WHERE WE STAND —Government's Case Against MRT Untethered to Federal Law
Editor's Note: What follows is the Introduction to Mark Ridley-Thomas's Reply Brief filed with The United States Court of Appeals for the Ninth Circuit.
In a telling about-face, the government has chosen on appeal not to defend the foundational theories of its case. Instead, it seeks to recast or abandon the theories alleged in the indictment and argued to the jury throughout trial. That tactic amounts to a concession: Dr. Mark Ridley-Thomas’s convictions are indefensible.
From indictment through post-trial motions, the government asserted that Ridley-Thomas exchanged a vote in favor of the Telehealth amendment for what prosecutors dubbed “secret funneling”—Marilyn Flynn’s agreement to move “$100,000 from [Ridley-Thomas’s] campaign committee account through USC to a nonprofit Sebastian Ridley-Thomas was spearheading.” (6-ER-1019.) In acquitting Ridley-Thomas on twelve of nineteen counts, the jury returned a verdict that—as the government admitted and the district court found—rests solely upon the alleged “funneling”/Telehealth exchange. (1-ER-8-9; 6-ER-1037-38.) That lone-surviving, contorted quid pro quo theory is unprecedented in the history of the federal bribery and honest services fraud statutes and untethered to federal law.

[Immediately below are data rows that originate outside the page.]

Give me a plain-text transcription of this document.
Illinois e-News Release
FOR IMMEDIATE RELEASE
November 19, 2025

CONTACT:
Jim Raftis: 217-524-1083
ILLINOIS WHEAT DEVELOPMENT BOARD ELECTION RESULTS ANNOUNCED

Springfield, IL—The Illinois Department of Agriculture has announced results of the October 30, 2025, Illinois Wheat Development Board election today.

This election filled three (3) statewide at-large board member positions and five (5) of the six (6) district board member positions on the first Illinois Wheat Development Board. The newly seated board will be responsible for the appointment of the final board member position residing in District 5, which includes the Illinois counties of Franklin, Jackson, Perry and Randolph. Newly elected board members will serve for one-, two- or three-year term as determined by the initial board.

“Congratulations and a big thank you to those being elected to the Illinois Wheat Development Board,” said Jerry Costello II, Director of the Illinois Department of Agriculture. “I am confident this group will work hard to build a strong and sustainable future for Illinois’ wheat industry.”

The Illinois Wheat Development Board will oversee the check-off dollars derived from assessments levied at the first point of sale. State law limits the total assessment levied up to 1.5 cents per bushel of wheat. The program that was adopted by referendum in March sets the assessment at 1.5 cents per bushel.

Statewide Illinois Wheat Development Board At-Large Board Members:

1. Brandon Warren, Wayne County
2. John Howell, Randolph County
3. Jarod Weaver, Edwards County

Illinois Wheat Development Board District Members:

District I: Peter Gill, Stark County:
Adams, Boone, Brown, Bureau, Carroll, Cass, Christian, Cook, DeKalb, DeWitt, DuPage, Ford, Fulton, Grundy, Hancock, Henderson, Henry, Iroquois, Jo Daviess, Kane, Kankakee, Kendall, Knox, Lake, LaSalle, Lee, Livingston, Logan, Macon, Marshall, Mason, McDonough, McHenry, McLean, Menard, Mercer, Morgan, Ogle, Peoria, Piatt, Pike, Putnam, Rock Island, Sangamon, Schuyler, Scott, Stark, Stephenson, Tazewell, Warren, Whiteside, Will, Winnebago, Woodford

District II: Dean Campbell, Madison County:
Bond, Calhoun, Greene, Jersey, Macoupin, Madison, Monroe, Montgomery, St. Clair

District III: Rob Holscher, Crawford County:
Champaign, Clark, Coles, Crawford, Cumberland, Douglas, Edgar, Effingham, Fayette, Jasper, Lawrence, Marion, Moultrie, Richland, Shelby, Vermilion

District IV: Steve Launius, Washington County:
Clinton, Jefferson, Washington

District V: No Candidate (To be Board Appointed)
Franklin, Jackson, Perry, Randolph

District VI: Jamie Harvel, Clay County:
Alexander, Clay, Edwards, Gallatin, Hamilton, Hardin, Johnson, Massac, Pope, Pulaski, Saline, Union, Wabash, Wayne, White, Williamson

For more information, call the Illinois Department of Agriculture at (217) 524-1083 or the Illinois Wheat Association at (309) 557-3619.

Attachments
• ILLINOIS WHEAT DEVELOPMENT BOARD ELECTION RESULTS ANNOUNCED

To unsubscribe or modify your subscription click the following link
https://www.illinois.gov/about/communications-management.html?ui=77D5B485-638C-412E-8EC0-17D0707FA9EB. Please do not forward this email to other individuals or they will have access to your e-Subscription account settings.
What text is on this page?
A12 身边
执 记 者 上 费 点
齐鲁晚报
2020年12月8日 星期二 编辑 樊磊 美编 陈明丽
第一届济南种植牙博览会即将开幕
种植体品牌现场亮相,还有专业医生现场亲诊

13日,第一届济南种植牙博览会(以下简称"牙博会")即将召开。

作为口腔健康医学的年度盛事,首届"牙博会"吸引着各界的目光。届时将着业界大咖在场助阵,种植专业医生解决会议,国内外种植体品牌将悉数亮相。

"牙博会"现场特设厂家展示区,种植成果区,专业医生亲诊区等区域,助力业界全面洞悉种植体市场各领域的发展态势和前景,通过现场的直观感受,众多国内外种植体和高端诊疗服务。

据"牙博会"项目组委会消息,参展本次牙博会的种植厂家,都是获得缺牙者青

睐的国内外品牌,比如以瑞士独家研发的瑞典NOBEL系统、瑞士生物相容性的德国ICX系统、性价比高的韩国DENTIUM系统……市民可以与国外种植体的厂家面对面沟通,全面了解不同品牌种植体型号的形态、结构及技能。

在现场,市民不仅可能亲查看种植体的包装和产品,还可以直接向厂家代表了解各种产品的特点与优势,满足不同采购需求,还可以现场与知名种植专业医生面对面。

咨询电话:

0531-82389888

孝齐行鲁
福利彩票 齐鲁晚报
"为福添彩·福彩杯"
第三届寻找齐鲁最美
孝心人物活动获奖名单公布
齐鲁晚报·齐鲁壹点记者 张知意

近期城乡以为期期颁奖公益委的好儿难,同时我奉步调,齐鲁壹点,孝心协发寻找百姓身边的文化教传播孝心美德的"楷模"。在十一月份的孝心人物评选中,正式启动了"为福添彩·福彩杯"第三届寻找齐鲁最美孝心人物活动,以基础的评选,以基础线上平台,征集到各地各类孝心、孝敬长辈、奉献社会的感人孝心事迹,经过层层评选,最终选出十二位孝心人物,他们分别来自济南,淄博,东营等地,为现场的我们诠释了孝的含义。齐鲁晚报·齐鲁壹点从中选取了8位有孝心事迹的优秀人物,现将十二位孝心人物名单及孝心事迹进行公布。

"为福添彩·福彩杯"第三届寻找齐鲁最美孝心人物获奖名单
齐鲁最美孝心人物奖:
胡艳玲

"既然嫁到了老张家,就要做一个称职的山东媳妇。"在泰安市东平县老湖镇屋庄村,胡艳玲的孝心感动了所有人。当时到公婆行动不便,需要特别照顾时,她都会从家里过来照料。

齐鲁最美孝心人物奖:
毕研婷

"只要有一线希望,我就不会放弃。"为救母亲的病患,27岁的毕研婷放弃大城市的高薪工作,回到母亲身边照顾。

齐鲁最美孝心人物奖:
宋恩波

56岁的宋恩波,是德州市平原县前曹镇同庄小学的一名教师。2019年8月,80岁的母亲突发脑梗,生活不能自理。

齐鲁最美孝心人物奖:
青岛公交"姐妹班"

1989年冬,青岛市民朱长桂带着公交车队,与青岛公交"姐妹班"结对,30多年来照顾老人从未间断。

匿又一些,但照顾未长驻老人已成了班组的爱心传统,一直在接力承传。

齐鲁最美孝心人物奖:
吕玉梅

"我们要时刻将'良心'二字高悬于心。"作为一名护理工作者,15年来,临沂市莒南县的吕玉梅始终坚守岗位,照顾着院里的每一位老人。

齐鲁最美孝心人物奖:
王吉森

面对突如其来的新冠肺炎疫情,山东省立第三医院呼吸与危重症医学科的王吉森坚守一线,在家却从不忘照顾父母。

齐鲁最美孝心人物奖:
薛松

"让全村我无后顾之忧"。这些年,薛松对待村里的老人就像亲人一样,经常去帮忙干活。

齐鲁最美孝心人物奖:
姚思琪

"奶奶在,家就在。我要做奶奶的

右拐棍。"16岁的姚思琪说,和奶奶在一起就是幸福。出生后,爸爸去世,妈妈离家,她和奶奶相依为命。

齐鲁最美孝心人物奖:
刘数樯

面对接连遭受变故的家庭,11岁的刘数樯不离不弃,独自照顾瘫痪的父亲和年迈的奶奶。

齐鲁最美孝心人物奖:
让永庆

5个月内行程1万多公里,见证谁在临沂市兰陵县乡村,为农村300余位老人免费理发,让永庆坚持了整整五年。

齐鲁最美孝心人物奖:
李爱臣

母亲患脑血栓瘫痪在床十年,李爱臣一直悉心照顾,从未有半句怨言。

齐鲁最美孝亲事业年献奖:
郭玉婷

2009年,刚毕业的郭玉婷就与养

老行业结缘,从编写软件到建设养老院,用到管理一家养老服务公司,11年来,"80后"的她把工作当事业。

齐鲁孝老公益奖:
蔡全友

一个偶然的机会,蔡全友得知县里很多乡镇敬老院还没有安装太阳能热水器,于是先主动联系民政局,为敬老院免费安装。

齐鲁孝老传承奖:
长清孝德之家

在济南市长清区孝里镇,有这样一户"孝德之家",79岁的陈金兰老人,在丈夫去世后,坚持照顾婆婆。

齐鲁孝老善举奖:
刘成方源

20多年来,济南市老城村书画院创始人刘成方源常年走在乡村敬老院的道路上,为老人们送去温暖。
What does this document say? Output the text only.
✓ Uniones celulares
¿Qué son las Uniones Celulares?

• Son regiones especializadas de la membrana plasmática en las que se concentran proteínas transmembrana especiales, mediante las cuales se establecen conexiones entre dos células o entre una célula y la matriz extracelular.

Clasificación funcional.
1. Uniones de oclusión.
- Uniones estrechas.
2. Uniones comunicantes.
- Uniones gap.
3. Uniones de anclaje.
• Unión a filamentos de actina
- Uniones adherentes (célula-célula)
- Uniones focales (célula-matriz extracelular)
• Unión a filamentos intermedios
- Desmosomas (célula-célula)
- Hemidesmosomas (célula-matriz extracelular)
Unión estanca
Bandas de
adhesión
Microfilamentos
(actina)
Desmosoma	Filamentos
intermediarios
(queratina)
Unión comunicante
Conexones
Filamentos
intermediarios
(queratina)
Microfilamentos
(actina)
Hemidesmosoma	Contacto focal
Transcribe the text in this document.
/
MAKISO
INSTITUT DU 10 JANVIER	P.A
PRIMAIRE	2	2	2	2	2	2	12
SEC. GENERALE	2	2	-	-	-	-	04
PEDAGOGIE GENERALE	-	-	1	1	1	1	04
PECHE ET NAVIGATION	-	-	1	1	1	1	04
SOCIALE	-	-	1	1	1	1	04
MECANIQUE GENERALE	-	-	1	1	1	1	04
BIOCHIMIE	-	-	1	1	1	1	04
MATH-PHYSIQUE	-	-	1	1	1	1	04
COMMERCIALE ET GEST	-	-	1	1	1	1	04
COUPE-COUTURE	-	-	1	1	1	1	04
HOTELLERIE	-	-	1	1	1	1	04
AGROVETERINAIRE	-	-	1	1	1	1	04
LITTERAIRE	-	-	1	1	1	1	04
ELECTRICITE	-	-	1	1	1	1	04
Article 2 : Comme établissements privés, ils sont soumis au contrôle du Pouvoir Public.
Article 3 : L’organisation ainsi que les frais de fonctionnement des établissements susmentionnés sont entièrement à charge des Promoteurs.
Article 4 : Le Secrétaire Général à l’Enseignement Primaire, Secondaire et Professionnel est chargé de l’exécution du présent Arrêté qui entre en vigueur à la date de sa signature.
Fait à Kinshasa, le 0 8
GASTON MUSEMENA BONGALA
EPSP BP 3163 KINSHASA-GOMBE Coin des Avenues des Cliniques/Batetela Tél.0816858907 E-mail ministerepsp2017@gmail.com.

Recognizing as much, the government now disclaims all reliance on its “secret funneling” theory and asserts—for the first time—that Ridley-Thomas solicited a cash bribe: a $100,000 donation of USC’s funds to PRPI. Its newly-minted claim was never presented to the jury and finds no support in the record. The “funneling” was the “thing of value” prosecutors alleged Ridley-Thomas exchanged for his vote, and its “value” was the avoidance of nepotistic optics and political fallout. That non-traditional quid has no corollary in the pre-McNally paradigm and falls outside § 1346’s circumscribed post-Skilling boundaries.
The government’s honest services fraud theory also urged that Ridley-Thomas could be convicted for deceiving USC and other third parties involved in Ridley-Thomas’s donation about matters material only to them. The “funneling” broke USC’s internal rules, and a parade of its employees testified they would have wanted to know that Flynn had agreed to use the University as a pass-through entity in funding PRPI. But the government failed to call a single witness to establish that the “funneling” was material to the Board of Supervisors or the residents of Los Angeles County. On appeal, the government admits that § 1346 penalizes only schemes to deceive and cheat the victim, and once again disclaims reliance on the third-party-deception theory it pleaded and argued. Because prosecutors presented an admittedly invalid theory to the jury, Ridley-Thomas’s convictions cannot stand.
Finally, the government argued for Ridley-Thomas’s conviction on the theory that he “monetized” his public service by taking “a reward” that was in “any way connected with” official action. But that would be a gratuity, not a bribe, and neither § 1346 nor § 666 penalizes the acceptance of gratuities. Because the evidence showed Ridley-Thomas agreed to support the Telehealth amendment months before the “funneling” was conceived, the government could secure Ridley-Thomas’s convictions only by distorting the definition of quid pro quo exchanges. On appeal, the government again attempts to recast its trial theory, claiming prosecutors argued only that Ridley-Thomas was guilty of bribery even if the Telehealth amendment was good for the community and his support required no inducement. The record belies that claim.
As to each of the government’s foundational theories, the record squarely refutes the revisionist history presented to this Court. Because the government cannot escape its prosecution theories, its refusal to defend those theories is effectively a concession of legal invalidity.
Ridley-Thomas’s trial was fundamentally flawed in yet another respect. The government violated Ridley-Thomas’s right to Equal Protection by striking all Black women from the jury. The government discounts the unique discrimination that Black women face on the basis of their race and gender, and claims that Black men and other minority jurors were an adequate substitute. These arguments reflect the very bias Batson prohibits, and the district court’s denial of Ridley-Thomas’s Batson challenges resulted in a miscarriage of justice. What is more, prosecutors claim on appeal that the struck jurors had defense-friendly views—assertions they never made at trial. Their post-hoc rationalizations are pretextual.
Ridley-Thomas’s convictions are fatally deficient and neither subterfuge nor backpedaling can salvage the verdict. His convictions must be reversed.